La méthode TEACCH (Treatment and Education of Autistic and related Communication Handicapped Children, ou Traitement et éducation des enfants autistes ou souffrant de handicaps de communication apparentés) a été élaborée en 1971 par Eric Schopler et ses collaborateurs de l’Université de Chapel Hill en Caroline du Nord.

Son but est de développer l’autonomie de la personne autiste à tous les niveaux et de fournir des stratégies pour la soutenir dans son milieu familial et scolaire, sa communauté ou son environnement social.

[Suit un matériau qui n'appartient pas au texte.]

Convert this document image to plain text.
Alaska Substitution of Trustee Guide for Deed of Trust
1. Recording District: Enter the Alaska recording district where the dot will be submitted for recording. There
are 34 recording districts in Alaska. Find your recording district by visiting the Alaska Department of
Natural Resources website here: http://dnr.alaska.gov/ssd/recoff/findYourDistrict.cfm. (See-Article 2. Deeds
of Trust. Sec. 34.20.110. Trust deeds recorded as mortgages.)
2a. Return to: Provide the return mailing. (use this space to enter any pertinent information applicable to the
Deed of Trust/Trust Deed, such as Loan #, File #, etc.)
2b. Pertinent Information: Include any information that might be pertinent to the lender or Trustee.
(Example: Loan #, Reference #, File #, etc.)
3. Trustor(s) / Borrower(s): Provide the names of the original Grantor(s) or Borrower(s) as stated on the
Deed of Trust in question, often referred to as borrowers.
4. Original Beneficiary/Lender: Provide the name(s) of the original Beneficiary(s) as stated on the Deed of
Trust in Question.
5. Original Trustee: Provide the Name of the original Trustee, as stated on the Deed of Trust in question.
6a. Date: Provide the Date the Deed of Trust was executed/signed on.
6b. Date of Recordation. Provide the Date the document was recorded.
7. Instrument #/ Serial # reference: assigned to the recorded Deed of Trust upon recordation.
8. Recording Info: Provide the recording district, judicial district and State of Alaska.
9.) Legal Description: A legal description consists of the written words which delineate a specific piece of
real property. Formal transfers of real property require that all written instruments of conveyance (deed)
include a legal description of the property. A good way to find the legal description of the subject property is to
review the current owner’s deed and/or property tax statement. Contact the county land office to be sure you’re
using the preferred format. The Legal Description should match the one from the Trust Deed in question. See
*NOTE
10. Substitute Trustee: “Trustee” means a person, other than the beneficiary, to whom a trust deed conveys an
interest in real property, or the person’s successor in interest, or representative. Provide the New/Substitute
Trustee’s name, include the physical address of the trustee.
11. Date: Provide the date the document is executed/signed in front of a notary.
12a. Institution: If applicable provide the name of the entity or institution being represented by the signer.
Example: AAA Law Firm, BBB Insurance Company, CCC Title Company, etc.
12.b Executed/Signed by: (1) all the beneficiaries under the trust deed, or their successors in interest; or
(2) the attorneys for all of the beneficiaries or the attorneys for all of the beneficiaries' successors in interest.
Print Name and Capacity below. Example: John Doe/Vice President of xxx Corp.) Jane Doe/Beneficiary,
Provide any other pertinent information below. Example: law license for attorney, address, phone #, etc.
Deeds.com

Généralités et philosophie de la méthode

La méthode est basée sur les principes suivants :

  • Elle prend en compte les particularités de l’autisme. En raison de ce qui peut être considéré comme un handicap organique (dysfonctionnement cérébral), les personnes autistes ont une façon « particulière » de traiter l’information qu’il serait utopique de vouloir modifier. Il faut plutôt essayer de comprendre leur fonctionnement et leurs lacunes cognitives pour les aider à combler le fossé entre leurs perceptions et celles de la société.
  • Elle prône une collaboration étroite entre professionnels et parents. En combinant l’expérience des parents à l’expertise des intervenants, on parvient à former une équipe efficace. Elle se base sur une « vision globale et généraliste » de la personne autiste, tout en garantissant le caractère individuel de la prise en charge. Pour éviter que chaque intervenant ne voie l’enfant qu’à travers le prisme de sa spécialité, la méthode tient compte de ses capacités, de ses déficits et de sa situation familiale. De plus, même si les stratégies et les techniques employées peuvent être utiles à tous les enfants autistes, leur application est personnalisée afin de répondre aux besoins spécifiques de chacun.
  • Elle a pour objectif d’offrir aux personnes autistes, de même qu’à leur famille, des services requis tout au long de leur vie. Ces services doivent être coordonnés de manière à assurer la cohérence des stratégies et des priorités éducatives.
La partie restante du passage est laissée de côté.